Rodrigo Guerra est docteur en philosophie de l'Académie internationale de philosophie de la Principauté du Liechtenstein, fondateur du Centro de Investigación Social Avanzada (CISAV, Mexique) et secrétaire de la Commission pontificale pour l'Amérique latine.

Il y a quelques semaines, Guerra était l'un des orateurs du Ier Congreso Internacional Hispanoamericano organisé par l'UNIR et l'UFV. Lors de cette réunion, M. Guerra a rappelé que "la culture latino-américaine possède un substrat non rationaliste, fondé sur la foi catholique, qui défend la dignité de la personne". Dans cet entretien avec Omnes, il parle de ce substrat de base de la culture latino-américaine.

Depuis quelque temps, nous assistons à une apologie des cultures précolombiennes qui accusent les missionnaires d'avoir éliminé/supprimé une culture ou des systèmes sociaux antérieurs afin d'imposer "la vision chrétienne et européiste". Cette affirmation est-elle vraie ?

- L'historiographie contemporaine parvient à dépasser les simplifications idéologiques d'antan. Par exemple, ceux qui se sont répandus vers 1992, à l'occasion du 500e anniversaire de la découverte de l'Amérique. Tant la "légende noire" que la "légende rose" sont le fruit d'une rationalité univoque qui nie l'"ethos" analogique de la culture baroque latino-américaine.

Sans analogie, il n'y a pas de nuance fine, pas de compréhension analytique et différenciée d'un processus complexe tel que l'arrivée des peuples européens en Amérique.
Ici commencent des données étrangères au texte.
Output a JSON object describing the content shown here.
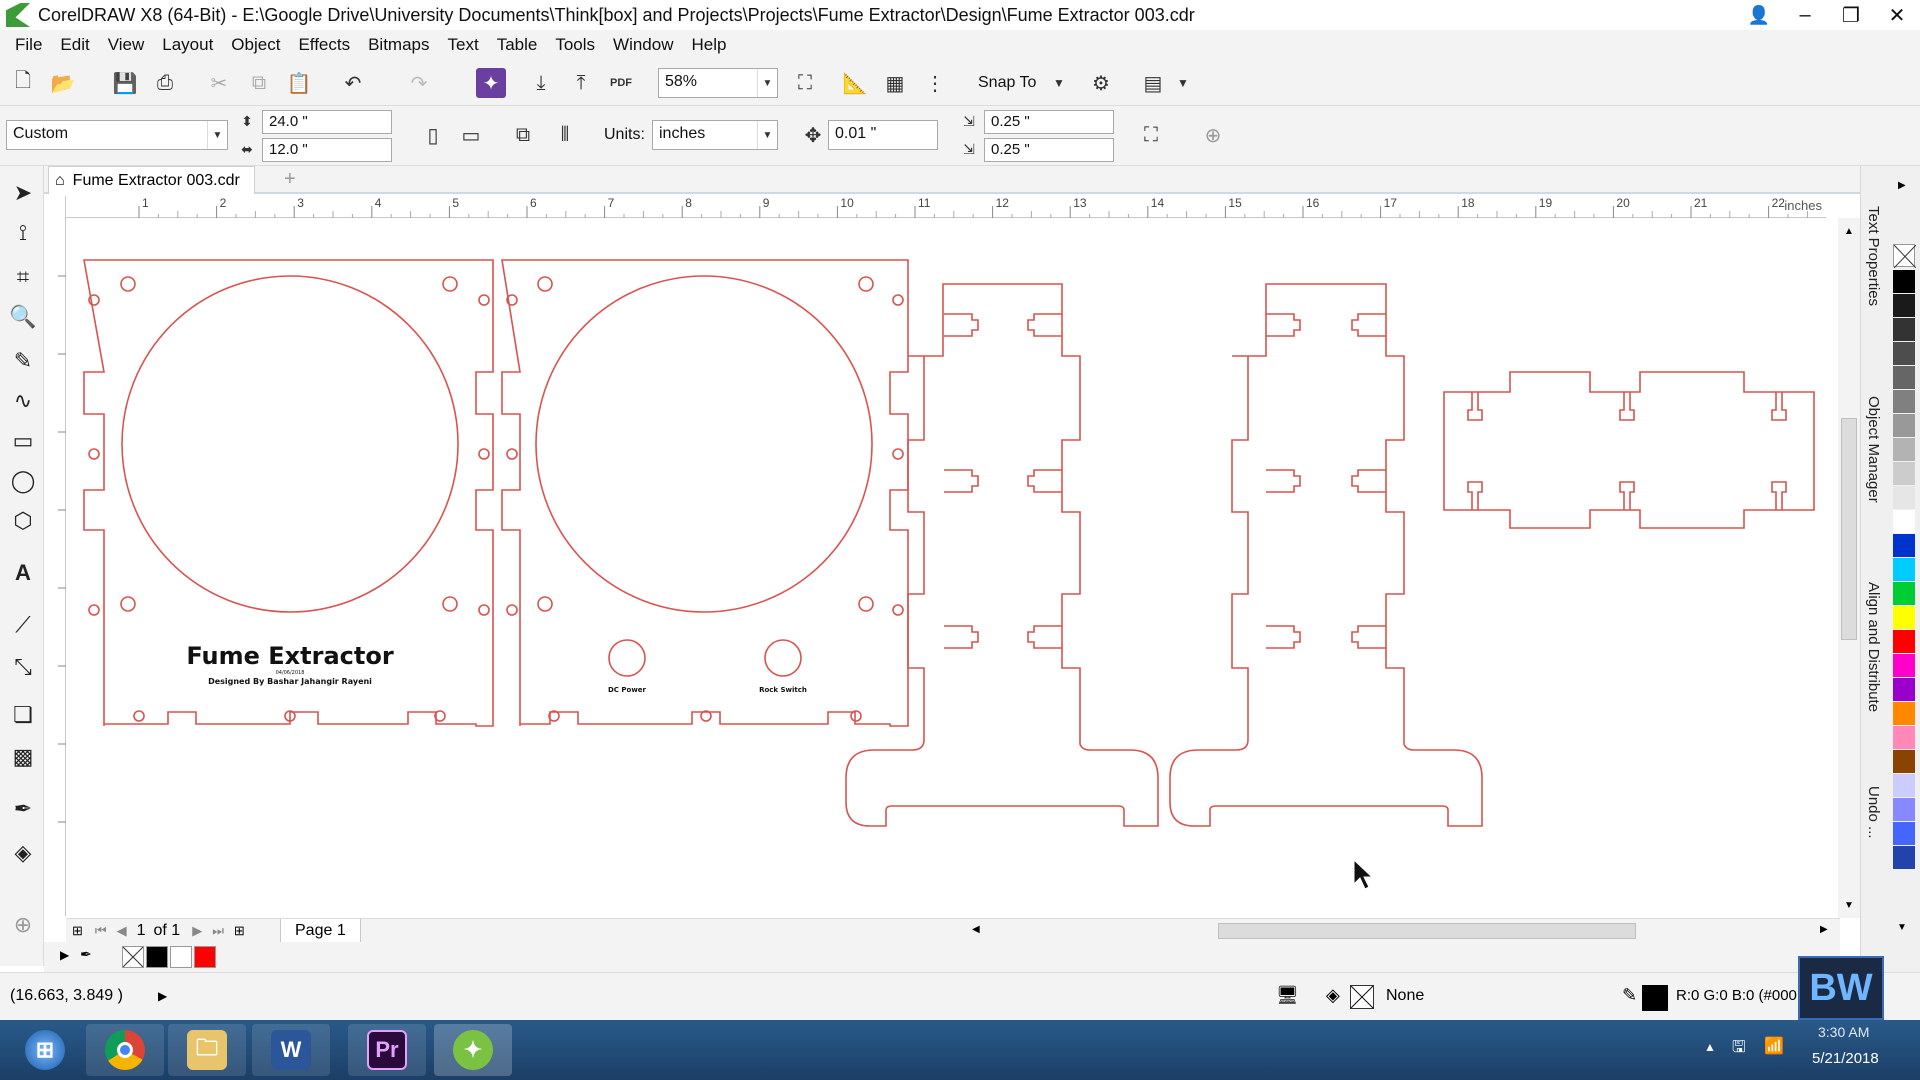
{
  "window": {
    "title": "CorelDRAW X8 (64-Bit) - E:\\Google Drive\\University Documents\\Think[box] and Projects\\Projects\\Fume Extractor\\Design\\Fume Extractor 003.cdr",
    "minimize": "–",
    "restore": "❐",
    "close": "✕"
  },
  "menu": [
    "File",
    "Edit",
    "View",
    "Layout",
    "Object",
    "Effects",
    "Bitmaps",
    "Text",
    "Table",
    "Tools",
    "Window",
    "Help"
  ],
  "toolbar": {
    "zoom": "58%",
    "snap_to": "Snap To",
    "pdf_label": "PDF"
  },
  "property_bar": {
    "page_preset": "Custom",
    "page_width": "24.0 \"",
    "page_height": "12.0 \"",
    "units_label": "Units:",
    "units": "inches",
    "nudge": "0.01 \"",
    "dup_x": "0.25 \"",
    "dup_y": "0.25 \""
  },
  "document_tab": "Fume Extractor 003.cdr",
  "ruler": {
    "ticks": [
      "1",
      "2",
      "3",
      "4",
      "5",
      "6",
      "7",
      "8",
      "9",
      "10",
      "11",
      "12",
      "13",
      "14",
      "15",
      "16",
      "17",
      "18",
      "19",
      "20",
      "21",
      "22"
    ],
    "unit": "inches"
  },
  "design": {
    "panel_title": "Fume Extractor",
    "panel_subtitle": "Designed By Bashar Jahangir Rayeni",
    "panel_small": "04/06/2018",
    "dc_power_label": "DC Power",
    "rocker_label": "Rock Switch",
    "stroke_color": "#d9534f"
  },
  "page_nav": {
    "current": "1",
    "of_label": "of 1",
    "page_tab": "Page 1"
  },
  "docker_labels": [
    "Text Properties",
    "Object Manager",
    "Align and Distribute",
    "Undo ..."
  ],
  "status": {
    "coords": "(16.663, 3.849 )",
    "fill_label": "None",
    "outline_info": "R:0 G:0 B:0 (#000"
  },
  "palette": [
    "#000000",
    "#1a1a1a",
    "#333333",
    "#4d4d4d",
    "#666666",
    "#808080",
    "#999999",
    "#b3b3b3",
    "#cccccc",
    "#e6e6e6",
    "#ffffff",
    "#0033cc",
    "#00ccff",
    "#00cc33",
    "#ffff00",
    "#ff0000",
    "#ff00cc",
    "#9900cc",
    "#ff8800",
    "#ff88bb",
    "#884400",
    "#ccccff",
    "#8888ff",
    "#4466ff",
    "#2244aa"
  ],
  "taskbar": {
    "time": "3:30 AM",
    "date": "5/21/2018",
    "apps": [
      "Start",
      "Chrome",
      "File Explorer",
      "Word",
      "Premiere",
      "CorelDRAW"
    ],
    "premiere_label": "Pr",
    "word_label": "W"
  },
  "watermark": "BW"
}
D'autre part, au-delà des controverses académiques, une chose qui aide toujours à regarder les choses avec une plus grande perspective, c'est la événement guadalupano. La rationalité introduite par Sainte Marie de Guadalupe est celle qui permet le métissage, l'inculturation de l'Évangile et l'option décisive pour les plus pauvres. Cette logique compense sans doute la perspective militaire des conquistadors et ouvre une voie originale d'évangélisation pour les missionnaires à partir de 1531. Les cultures préhispaniques ont sans aucun doute été endommagées. La couronne espagnole, par exemple, n'avait aucun moyen de proclamer la croix, sauf par l'épée. Les maladies européennes, en outre, ont décimé la population. Mais l'expérience de la rencontre avec une maternité du ciel, qui annonce la croix aux gens, a été très particulière. "le Dieu très vrai pour lequel on vit", a généré une originalité sociologiquement identifiable. Elle a généré un nouveau peuple : l'Amérique latine, les "Patria grande", la fraternité unique qui permet à un Argentin et à un Mexicain de se reconnaître comme "frères", malgré la distance.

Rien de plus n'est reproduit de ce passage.